Мы подготовили свою "канарейку" и с большим энтузиазмом запустили нашего Гришу Михайлова. Казалось, лучшего планера не может быть и более достойного парителя трудно сыскать!
Как хороша была желтая птица в полете на фоне яркого синего неба!
Увы, недолго мы любовались ею.
Ганя Фонарев и раньше допускал в полете грубую ошибку - потерю скорости.
- Фонарев, задираешь машину, - предупреждал Никодим.
- Все вы говорите так из ревности, завидуете мне, - отвечал Ганя, явно переоценивая себя.

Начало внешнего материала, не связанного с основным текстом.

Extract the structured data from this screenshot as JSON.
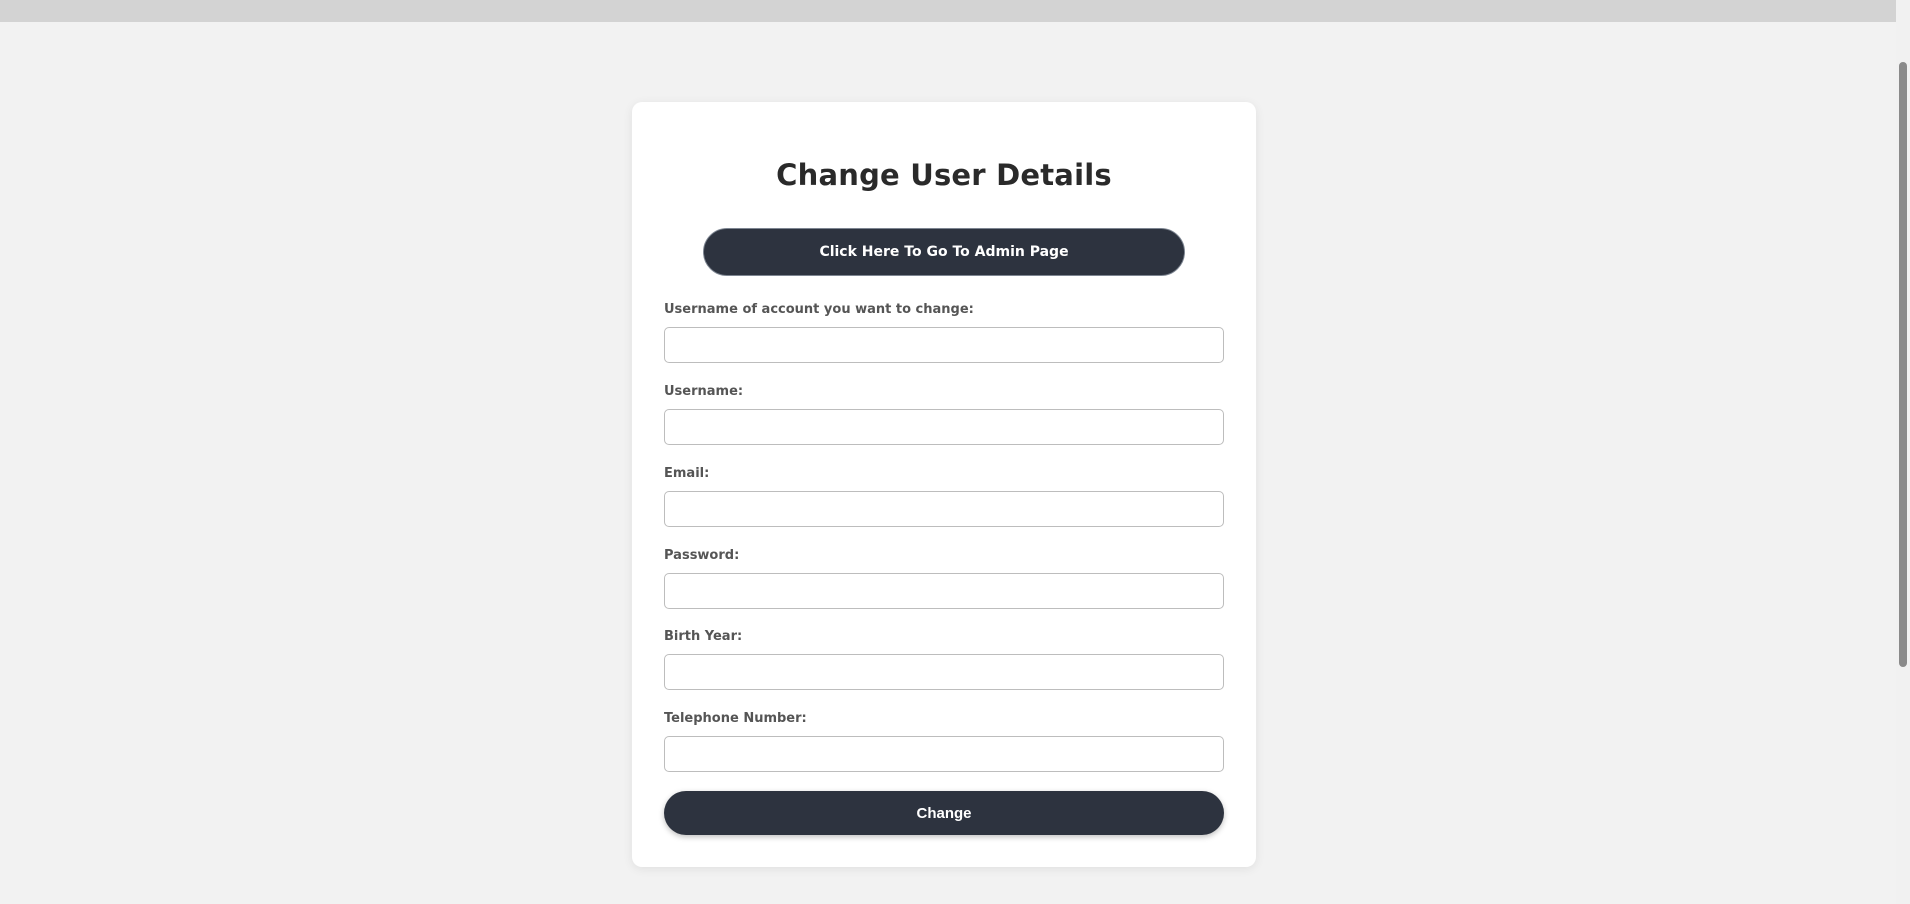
{
  "page": {
    "title": "Change User Details",
    "admin_link_label": "Click Here To Go To Admin Page"
  },
  "form": {
    "fields": [
      {
        "label": "Username of account you want to change:",
        "value": "",
        "placeholder": ""
      },
      {
        "label": "Username:",
        "value": "",
        "placeholder": ""
      },
      {
        "label": "Email:",
        "value": "",
        "placeholder": ""
      },
      {
        "label": "Password:",
        "value": "",
        "placeholder": ""
      },
      {
        "label": "Birth Year:",
        "value": "",
        "placeholder": ""
      },
      {
        "label": "Telephone Number:",
        "value": "",
        "placeholder": ""
      }
    ],
    "submit_label": "Change"
  },
  "colors": {
    "background": "#f2f2f2",
    "card": "#ffffff",
    "button": "#2d333f",
    "label": "#555555"
  }
}
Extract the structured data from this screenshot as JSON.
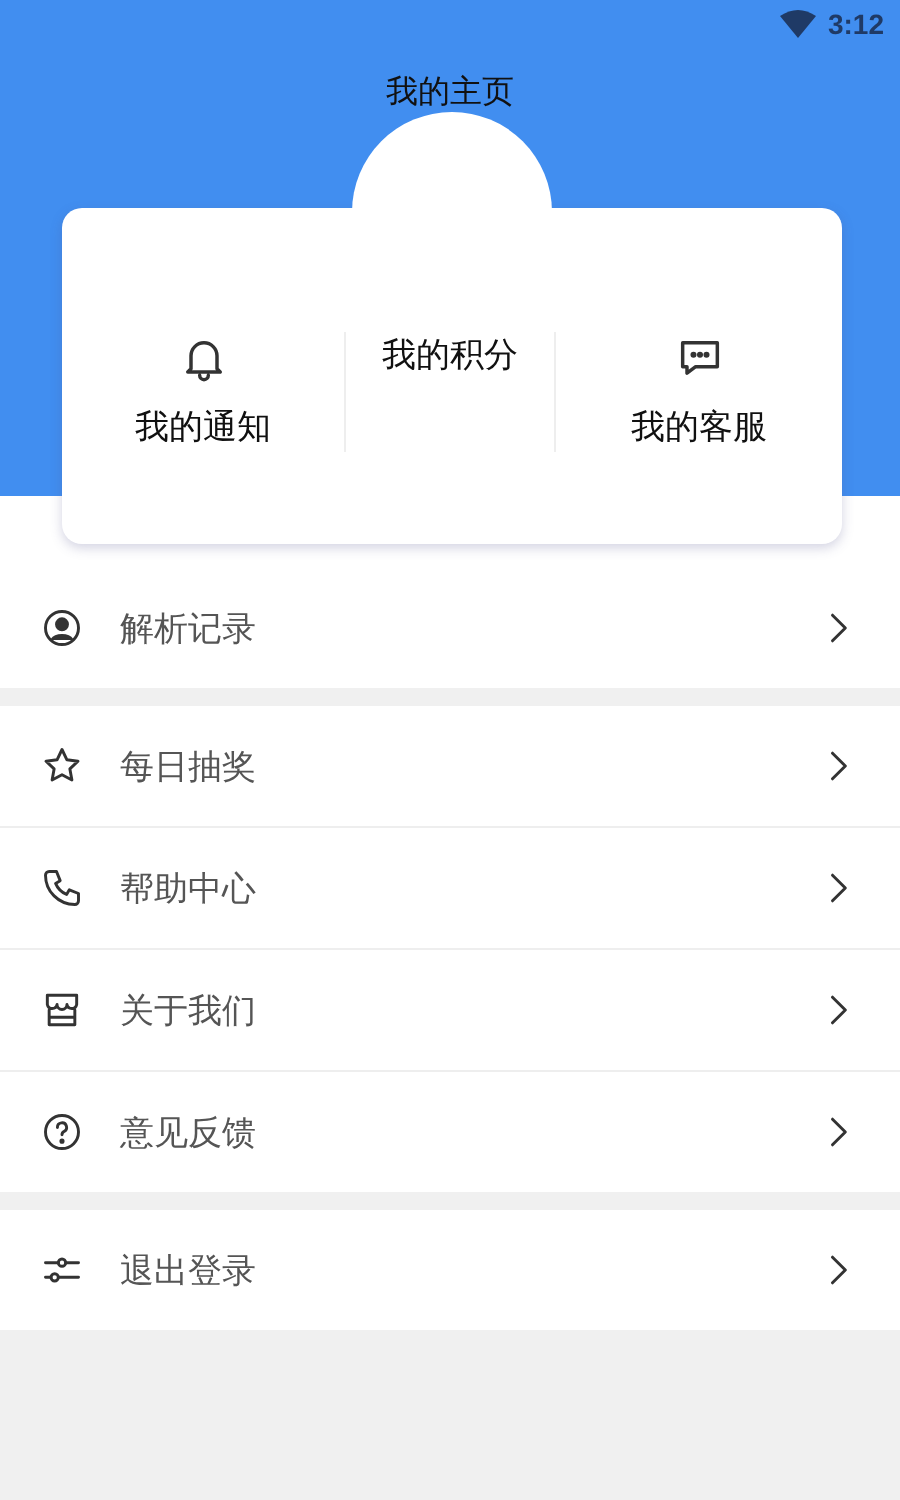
{
  "status_bar": {
    "time": "3:12"
  },
  "title": "我的主页",
  "card": {
    "items": [
      {
        "label": "我的通知"
      },
      {
        "label": "我的积分"
      },
      {
        "label": "我的客服"
      }
    ]
  },
  "menu_groups": [
    [
      {
        "label": "解析记录"
      }
    ],
    [
      {
        "label": "每日抽奖"
      },
      {
        "label": "帮助中心"
      },
      {
        "label": "关于我们"
      },
      {
        "label": "意见反馈"
      }
    ],
    [
      {
        "label": "退出登录"
      }
    ]
  ]
}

- Дурак, - Никодим сплюнул в сторону.
И вот "канарейка" с Фонаревым в полете... Задрав нос на развороте, она идет на крыло все больше и больше...
О ужас! Крыло цепляет за склон, и... удар, треск, пыль...
Прошло несколько секунд, пока сумели воспринять случившееся и привести в движение оцепеневшие ноги.
Мы бежали. Нет, мы летели под гору к смятой и жалкой "канарейке". Нос планера валялся на боку, словно скорлупа разбитого яйца. На лице Фонарева огромная ссадина, сам он дрожал и плакал навзрыд. Увидев нас, он закричал:
- Почему я не убился! Дайте мне нож! Все равно я зарежусь!